TR Son olarak Crisp, paylaşılan bir gelen kutusuyla birlikte gelir, böylece tüm e-postalarınız ortak bir gelen kutusunda senkronize edilerek zamandan tasarruf etmenizi ve üretkenliği artırmanızı sağlar.
Engleză | turc |
---|---|
crisp | crisp |
comes | gelir |
save | tasarruf |
time | zamandan |
productivity | üretkenliği |
shared | paylaşılan |
let | sağlar |
finally | son olarak |
all | tüm |
a | bir |
and | ve |
EN Your domain name can be renewed simply! Firstly, click "Renew Now", or log into your Account Manager, select your .ru domain name which needs to be renewed, select the term of your renewal, and finally, check out. That's all!
TR Alan adınız basitçe yenilenebilir! "Şimdi Yenile" butonuna tıklayın veya Hesap Yöneticinize giriş yapın, yenilenmesi gereken .io alan adınızı seçin, ardından yenilemenizin süresini seçin ve son adım olarak sipariş verin. Bu kadar!
Engleză | turc |
---|---|
simply | basitçe |
needs | gereken |
renew | yenile |
renewal | yenilenmesi |
your renewal | yenilemenizin |
account | hesap |
click | tıklayın |
domain | alan adı |
name | adı |
now | bu |
to | yapın |
log | giriş |
or | veya |
of | in |
and | ve |
EN Straight guy finally play with himself at bed for us at Gay0Day
TR Gay0Day'de Düz adam nihayet bizim için yatakta kendisi ile oynuyor
Engleză | turc |
---|---|
straight | düz |
finally | nihayet |
for | için |
with | ile |
us | bizim |
EN The heavily indebted and failing national carrier Alitalia is finally due to be replaced, with the new state owned ITA
TR Ağır borçlu ve başarısız ulusal taşıyıcı Alitalia?nın nihayet yerini devlete ait yeni ITA ile değiştirmesi bekleniyor
Engleză | turc |
---|---|
national | ulusal |
finally | nihayet |
and | ve |
new | yeni |
with | ile |
EN Finally, we believe in providing all guests with something authentically Swiss: peace of mind
TR Sonuç olarak, tüm konuklarımıza İsviçre'ye dair otantik bir şey sunmanın önemine inanıyoruz: huzur
Engleză | turc |
---|---|
peace | huzur |
we believe | inanıyoruz |
all | tüm |
something | bir şey |
of | dair |
EN If notifications are constantly invading your screen, all it takes is one simple click to finally remove them for good.

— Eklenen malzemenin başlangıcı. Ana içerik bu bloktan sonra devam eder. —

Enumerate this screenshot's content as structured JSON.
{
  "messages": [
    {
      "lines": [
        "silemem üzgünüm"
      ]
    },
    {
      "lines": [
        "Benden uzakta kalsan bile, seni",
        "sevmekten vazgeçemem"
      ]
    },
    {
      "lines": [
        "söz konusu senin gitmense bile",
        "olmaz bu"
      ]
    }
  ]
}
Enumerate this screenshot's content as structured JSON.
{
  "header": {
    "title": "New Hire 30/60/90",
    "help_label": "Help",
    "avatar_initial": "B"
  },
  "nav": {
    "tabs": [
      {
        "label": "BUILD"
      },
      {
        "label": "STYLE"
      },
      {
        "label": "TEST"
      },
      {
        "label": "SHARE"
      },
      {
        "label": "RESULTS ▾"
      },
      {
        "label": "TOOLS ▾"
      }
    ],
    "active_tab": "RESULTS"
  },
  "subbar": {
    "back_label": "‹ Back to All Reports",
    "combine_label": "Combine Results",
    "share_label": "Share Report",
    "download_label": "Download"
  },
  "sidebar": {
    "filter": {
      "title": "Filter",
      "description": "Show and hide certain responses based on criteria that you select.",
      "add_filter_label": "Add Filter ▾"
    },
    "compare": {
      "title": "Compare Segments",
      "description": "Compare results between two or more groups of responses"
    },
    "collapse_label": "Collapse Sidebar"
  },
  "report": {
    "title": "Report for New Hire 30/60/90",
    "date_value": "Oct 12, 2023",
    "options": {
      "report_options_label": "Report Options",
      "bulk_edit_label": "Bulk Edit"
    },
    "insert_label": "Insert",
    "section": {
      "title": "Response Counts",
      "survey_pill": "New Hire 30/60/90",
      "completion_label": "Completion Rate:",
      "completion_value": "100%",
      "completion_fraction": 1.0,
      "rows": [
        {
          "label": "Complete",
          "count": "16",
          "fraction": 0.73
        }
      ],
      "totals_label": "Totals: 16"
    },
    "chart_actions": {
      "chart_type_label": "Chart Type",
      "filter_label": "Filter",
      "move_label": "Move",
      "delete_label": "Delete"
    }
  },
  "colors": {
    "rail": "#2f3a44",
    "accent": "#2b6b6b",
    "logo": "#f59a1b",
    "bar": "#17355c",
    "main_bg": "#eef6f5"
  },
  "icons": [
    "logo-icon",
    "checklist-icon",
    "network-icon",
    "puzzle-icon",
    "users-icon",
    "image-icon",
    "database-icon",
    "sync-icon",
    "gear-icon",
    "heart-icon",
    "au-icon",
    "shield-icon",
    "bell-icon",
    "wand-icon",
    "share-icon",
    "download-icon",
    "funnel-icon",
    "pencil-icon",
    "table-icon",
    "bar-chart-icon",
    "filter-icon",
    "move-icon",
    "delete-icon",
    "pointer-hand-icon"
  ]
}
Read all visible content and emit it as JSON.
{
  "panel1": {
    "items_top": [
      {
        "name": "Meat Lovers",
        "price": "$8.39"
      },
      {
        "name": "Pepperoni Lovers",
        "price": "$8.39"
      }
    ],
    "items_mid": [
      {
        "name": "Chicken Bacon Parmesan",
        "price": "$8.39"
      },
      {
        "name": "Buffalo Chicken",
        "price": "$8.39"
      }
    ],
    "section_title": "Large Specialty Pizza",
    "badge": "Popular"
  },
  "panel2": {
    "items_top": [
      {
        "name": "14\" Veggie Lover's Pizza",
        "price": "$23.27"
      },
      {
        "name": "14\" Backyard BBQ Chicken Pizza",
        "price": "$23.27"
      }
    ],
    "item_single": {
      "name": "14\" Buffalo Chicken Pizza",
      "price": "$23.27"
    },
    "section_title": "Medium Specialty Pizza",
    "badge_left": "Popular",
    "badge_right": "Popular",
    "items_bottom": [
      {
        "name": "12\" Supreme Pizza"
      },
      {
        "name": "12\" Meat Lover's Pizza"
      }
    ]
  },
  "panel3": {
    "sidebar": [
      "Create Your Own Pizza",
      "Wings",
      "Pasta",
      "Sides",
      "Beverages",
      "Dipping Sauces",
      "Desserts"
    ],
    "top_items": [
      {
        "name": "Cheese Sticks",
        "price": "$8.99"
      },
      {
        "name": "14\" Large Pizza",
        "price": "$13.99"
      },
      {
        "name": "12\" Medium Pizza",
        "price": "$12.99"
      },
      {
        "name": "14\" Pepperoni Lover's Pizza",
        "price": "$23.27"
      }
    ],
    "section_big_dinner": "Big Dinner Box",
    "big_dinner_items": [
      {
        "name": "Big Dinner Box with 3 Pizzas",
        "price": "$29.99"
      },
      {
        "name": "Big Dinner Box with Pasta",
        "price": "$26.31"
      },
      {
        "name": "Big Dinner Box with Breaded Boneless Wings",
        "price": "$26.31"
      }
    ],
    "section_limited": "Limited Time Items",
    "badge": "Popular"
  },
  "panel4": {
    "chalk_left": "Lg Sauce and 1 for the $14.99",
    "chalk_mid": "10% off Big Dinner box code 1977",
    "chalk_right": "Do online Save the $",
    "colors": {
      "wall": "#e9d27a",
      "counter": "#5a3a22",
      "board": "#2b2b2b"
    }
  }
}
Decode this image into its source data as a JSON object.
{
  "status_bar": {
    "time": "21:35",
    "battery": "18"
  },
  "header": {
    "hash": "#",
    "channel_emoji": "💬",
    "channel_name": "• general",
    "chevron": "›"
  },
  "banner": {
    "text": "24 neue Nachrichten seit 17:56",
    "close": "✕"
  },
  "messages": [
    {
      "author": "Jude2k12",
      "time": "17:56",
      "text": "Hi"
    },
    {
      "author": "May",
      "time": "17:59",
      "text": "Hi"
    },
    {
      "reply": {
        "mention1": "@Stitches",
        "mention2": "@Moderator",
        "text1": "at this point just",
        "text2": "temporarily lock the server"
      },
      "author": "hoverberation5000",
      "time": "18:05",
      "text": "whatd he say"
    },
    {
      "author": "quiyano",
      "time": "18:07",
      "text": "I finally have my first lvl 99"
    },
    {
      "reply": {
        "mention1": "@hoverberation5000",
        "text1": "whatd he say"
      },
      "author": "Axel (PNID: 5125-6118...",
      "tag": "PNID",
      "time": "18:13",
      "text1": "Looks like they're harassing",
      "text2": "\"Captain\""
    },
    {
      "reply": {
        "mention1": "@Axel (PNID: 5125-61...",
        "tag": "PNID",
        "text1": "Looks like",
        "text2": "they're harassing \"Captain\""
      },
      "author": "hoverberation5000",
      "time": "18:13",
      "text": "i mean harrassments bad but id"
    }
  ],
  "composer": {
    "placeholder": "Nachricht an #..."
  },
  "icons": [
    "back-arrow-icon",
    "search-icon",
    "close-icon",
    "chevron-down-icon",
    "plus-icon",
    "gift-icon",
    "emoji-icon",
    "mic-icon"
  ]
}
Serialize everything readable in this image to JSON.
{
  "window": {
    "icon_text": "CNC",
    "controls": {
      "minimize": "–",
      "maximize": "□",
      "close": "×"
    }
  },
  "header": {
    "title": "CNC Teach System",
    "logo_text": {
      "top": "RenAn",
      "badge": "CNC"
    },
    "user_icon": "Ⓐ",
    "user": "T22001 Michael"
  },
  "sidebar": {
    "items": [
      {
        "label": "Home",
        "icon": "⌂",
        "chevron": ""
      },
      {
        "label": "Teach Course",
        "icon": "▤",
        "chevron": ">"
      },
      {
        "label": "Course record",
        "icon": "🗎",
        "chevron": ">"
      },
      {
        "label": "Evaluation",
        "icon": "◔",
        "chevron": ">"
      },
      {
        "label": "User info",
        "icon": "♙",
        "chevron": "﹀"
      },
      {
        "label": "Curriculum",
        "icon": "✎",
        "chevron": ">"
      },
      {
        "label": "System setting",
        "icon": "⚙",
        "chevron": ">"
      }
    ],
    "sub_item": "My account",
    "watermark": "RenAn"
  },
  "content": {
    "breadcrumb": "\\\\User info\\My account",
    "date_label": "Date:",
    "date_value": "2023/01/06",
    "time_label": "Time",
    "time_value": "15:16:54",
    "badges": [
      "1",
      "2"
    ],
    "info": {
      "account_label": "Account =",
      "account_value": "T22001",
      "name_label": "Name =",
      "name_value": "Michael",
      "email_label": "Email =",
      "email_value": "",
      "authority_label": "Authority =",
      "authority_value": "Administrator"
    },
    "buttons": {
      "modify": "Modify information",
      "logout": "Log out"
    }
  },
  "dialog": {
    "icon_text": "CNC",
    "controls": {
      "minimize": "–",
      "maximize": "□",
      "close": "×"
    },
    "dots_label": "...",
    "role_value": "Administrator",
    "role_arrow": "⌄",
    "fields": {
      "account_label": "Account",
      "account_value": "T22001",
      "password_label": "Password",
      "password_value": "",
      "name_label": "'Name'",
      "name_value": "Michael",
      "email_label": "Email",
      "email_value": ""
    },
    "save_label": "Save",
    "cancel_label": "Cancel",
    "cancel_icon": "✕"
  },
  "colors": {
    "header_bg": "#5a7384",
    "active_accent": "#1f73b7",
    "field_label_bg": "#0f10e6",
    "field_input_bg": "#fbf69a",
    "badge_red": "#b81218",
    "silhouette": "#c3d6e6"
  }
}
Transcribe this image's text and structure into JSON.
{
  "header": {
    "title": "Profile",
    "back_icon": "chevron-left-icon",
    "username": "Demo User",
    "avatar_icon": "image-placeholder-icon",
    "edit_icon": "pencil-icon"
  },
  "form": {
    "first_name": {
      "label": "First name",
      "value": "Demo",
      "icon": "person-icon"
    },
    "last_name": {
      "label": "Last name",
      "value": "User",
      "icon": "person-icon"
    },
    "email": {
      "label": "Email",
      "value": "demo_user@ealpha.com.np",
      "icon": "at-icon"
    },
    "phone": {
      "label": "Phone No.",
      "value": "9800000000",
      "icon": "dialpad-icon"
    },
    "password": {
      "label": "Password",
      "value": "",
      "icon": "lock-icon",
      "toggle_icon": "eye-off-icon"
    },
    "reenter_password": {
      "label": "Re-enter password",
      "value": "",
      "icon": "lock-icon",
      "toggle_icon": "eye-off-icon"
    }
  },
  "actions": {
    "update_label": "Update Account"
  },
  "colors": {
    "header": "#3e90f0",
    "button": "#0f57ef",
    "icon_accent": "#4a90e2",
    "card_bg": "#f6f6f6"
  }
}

TR Bildirimler ekranınızı ele geçiriyorsa onları sonsuza dek kaldırmak için tek yapmanız gereken basit bir tıklama.
Engleză | turc |
---|---|
notifications | bildirimler |
screen | ekran |
remove | kaldırmak |
click | tıklama |
simple | basit |
EN Finally, a responsive and SEO-optimized website design will secure its frequent presence and stunning looks on all devices
TR Son olarak, duyarlı ve SEO için optimize edilmiş bir web sitesi tasarımı, tüm cihazlarda sık sık varlığını ve çarpıcı görünümlerini güvence altına alacaktır
Engleză | turc |
---|---|
frequent | sık |
devices | cihazlarda |
responsive | duyarlı |
seo | seo |
optimized | optimize |
stunning | çarpıcı |
and | ve |
secure | için |
its | in |
all | tüm |
finally | son olarak |
design | tasarım |
a | bir |
EN The Tokyo Olympics are finally here, so we are hosting one too! As a preview and warm-up to our big event, we are launching Phemex Olympics Madness, which is a social media frenzy that requires partic……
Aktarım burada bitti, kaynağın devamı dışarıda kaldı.